Re transitioning between small and large businesses (or tiny, small, medium, large, massive - as desired) in a fluid manner, how about kicking in the greater responsibilities according to ranked pay.
<=50 employees (say, for the sake of argument, and this is inclusive of management) require certain responsibilities supportive of the small business and encouraging employment, and does not demand employer-contributions or anything more than the statutary minimum employee PAYE (or whatever you lot do, over there). For 51+ employees, there's additional business taxes and things, but (instead of kicking straight in) it's applied as a percentage-point of the intended additional income-related taxes upon the 51st (and 52nd, 53rd, etc) per >50 employee, until hitting 150, when the 50 most menial labourers (cannot be Board Members/owners, to avoid with tax-avoidance, but with the caveat to allow for Workforce Representative appointments where they exist) are still benefitting from minimal tax burden, the other 100 are paid well enough (and clearly earning the company enough) not to significantly notice the additional burden asked to bear, or at least finding a comfortable level where gaining an employee is preferable to shunning additional business that might only be serviced by that employee being there to cover the ground.

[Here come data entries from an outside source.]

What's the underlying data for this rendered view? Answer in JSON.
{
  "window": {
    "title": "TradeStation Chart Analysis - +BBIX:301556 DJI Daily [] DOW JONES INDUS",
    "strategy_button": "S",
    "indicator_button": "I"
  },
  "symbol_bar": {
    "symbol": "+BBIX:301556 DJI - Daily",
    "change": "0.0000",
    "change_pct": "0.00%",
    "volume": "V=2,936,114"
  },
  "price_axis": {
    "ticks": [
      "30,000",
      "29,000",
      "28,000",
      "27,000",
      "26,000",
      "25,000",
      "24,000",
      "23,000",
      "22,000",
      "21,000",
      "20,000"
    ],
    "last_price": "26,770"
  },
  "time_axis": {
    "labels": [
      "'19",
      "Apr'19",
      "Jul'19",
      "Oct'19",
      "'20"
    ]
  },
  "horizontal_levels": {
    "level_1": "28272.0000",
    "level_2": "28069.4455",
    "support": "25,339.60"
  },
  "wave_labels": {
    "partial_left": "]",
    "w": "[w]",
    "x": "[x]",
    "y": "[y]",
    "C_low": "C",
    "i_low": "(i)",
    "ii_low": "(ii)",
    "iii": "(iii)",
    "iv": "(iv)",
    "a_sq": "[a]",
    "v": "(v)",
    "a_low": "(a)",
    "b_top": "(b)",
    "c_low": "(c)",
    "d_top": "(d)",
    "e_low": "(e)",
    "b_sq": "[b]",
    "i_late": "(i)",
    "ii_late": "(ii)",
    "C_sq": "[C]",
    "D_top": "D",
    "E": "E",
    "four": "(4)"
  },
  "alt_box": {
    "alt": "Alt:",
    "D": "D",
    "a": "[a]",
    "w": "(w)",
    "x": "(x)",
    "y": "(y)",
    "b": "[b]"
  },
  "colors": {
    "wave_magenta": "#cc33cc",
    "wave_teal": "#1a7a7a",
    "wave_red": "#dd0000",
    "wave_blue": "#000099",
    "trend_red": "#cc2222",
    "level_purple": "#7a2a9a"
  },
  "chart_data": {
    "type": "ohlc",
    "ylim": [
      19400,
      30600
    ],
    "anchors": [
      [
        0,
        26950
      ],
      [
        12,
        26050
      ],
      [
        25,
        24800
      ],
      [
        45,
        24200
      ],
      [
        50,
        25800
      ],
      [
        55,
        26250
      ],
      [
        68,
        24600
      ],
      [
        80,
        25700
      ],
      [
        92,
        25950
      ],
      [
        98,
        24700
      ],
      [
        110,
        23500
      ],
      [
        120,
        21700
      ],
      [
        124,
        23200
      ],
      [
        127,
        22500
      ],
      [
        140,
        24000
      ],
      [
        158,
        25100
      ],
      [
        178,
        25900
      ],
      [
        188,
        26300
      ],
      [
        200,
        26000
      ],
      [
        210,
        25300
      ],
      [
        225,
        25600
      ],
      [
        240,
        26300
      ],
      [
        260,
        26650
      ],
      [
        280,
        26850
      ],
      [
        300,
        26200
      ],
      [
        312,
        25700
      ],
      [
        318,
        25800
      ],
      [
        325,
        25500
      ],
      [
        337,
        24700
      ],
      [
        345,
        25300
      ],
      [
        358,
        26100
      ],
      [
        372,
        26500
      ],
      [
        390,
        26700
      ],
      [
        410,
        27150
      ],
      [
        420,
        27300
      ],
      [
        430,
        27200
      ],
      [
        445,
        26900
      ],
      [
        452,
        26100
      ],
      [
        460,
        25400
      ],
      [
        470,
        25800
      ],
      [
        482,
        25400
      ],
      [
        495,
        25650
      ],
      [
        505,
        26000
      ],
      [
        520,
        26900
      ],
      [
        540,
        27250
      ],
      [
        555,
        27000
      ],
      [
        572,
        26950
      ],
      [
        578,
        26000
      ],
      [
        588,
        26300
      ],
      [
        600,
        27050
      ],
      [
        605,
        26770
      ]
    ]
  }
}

Then, for 150+, a further bracket kicks in (0.1% of bracket-requirements, per employee, until 1150?) and again (0.01% per employee until 11.15k employees).
Not perfect. Needs some way to deal with undue splitting of large firms into unwarranted 'franchise' components of what should be a whole, and other things, I know.
Also, I started this post with the idea in mind that the term "geometric mean", as applied to take-home-wages, would apply somehow (or something similar, so that "geometric upper-quartile" would apply if a theoeritcal 25% of the workforce should be asked to be the higher contributors, but I momentarily forget what the "nth-percentile, geometrically adjusted" might be called) to help flatten the high/low disparity. And it needs a better economic-mind than mine to help avert even the more obvious ways of tricksing the system.
Plus things like "below n employees, you need only produce self-certified accounts upon request; above that, you need certification by a trained accountant; above m employees, further oversight is required by State/Federal regulators" are tricky to phase in, especially when trying to avoid short-changing by borderline employees using zero-hours contracts or 'contractor' status to hide true-employees from the count. But there'll be answers to, this, already. Probably the ones most argued against in legislature (by those lobbied upon by the people who would miss their favourite loopholes). Perhaps we should study failed amemdments to employment law more even than the passed ones?